The pills. The many, so many pills.

That’s why she’s losing weight. That’s why she looks like a lady skeleton. A very big part of me knows—just knows—she hasn’t eaten anything but half bites off those little white pills. Breakfast, lunch, and dinner.

“Remy. Listen to me. All of this . . . I know it feels fun and thrilling and like a big fuck-you to everyone, but I’m telling you, it’s not pretty.”

“Not. Pretty.” She glares at me. “You know, Willa, I thought you’d be happy for me. I thought you’d want to hear all about—”

“About how you’re losing your mind over some loser teacher who could end up in jail because of you?”

“He’s not a loser.
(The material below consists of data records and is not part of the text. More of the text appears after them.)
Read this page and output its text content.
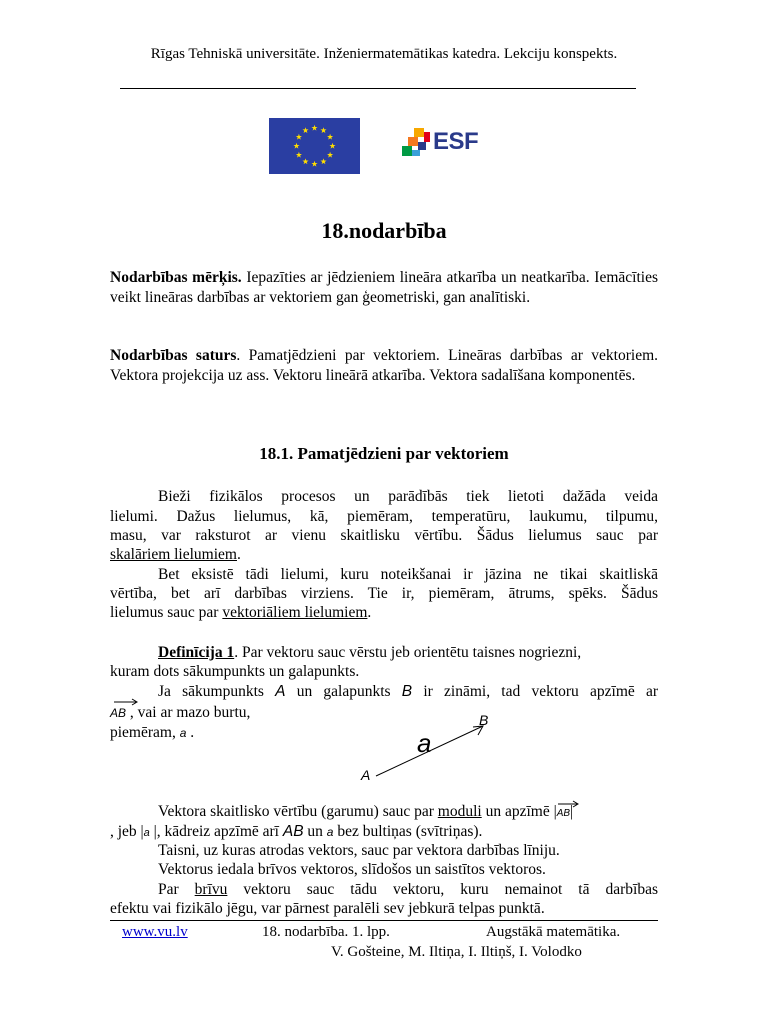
Rīgas Tehniskā universitāte. Inženiermatemātikas katedra. Lekciju konspekts.
ESF
18.nodarbība
Nodarbības mērķis. Iepazīties ar jēdzieniem lineāra atkarība un neatkarība. Iemācīties veikt lineāras darbības ar vektoriem gan ģeometriski, gan analītiski.
Nodarbības saturs. Pamatjēdzieni par vektoriem. Lineāras darbības ar vektoriem. Vektora projekcija uz ass. Vektoru lineārā atkarība. Vektora sadalīšana komponentēs.
18.1. Pamatjēdzieni par vektoriem
Bieži fizikālos procesos un parādībās tiek lietoti dažāda veida
lielumi. Dažus lielumus, kā, piemēram, temperatūru, laukumu, tilpumu,
masu, var raksturot ar vienu skaitlisku vērtību. Šādus lielumus sauc par
skalāriem lielumiem.
Bet eksistē tādi lielumi, kuru noteikšanai ir jāzina ne tikai skaitliskā
vērtība, bet arī darbības virziens. Tie ir, piemēram, ātrums, spēks. Šādus
lielumus sauc par vektoriāliem lielumiem.
Definīcija 1. Par vektoru sauc vērstu jeb orientētu taisnes nogriezni,
kuram dots sākumpunkts un galapunkts.
Ja sākumpunkts A un galapunkts B ir zināmi, tad vektoru apzīmē ar
AB , vai ar mazo burtu,
piemēram, a .	a
A
B
Vektora skaitlisko vērtību (garumu) sauc par moduli un apzīmē |
AB|
, jeb |a |, kādreiz apzīmē arī AB un a bez bultiņas (svītriņas).
Taisni, uz kuras atrodas vektors, sauc par vektora darbības līniju.
Vektorus iedala brīvos vektoros, slīdošos un saistītos vektoros.
Par brīvu vektoru sauc tādu vektoru, kuru nemainot tā darbības
efektu vai fizikālo jēgu, var pārnest paralēli sev jebkurā telpas punktā.
www.vu.lv	18. nodarbība. 1. lpp.	Augstākā matemātika.
V. Gošteine, M. Iltiņa, I. Iltiņš, I. Volodko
And we’re in love.”

“Are you kidding me right now?”

“Nope. Not at all. This is it.”

“Well, does he know you’re in love?”

“I think so.”

People are starting to look over but Remy stays looking at me, needing something from me.

And the absurdity, the sheer absurdity of all of this is making me want to honestly, literally, scream. So I just say whatever I have to to get out of there. “Okay, well, good luck and amen and whatever.”

And I walk away now. I don’t know why she needs me to say this is okay. I don’t know why she needs me to say anything.

This is so not okay. And the worst part is that I feel somehow responsible. Like I’m the only person between her and her careening desire to crash and burn everything around her.

But maybe it’s always like this. With rich kids. Maybe there’s always a drama or something to break and something to put back together. Maybe there has to be something. Otherwise, what would there be to do?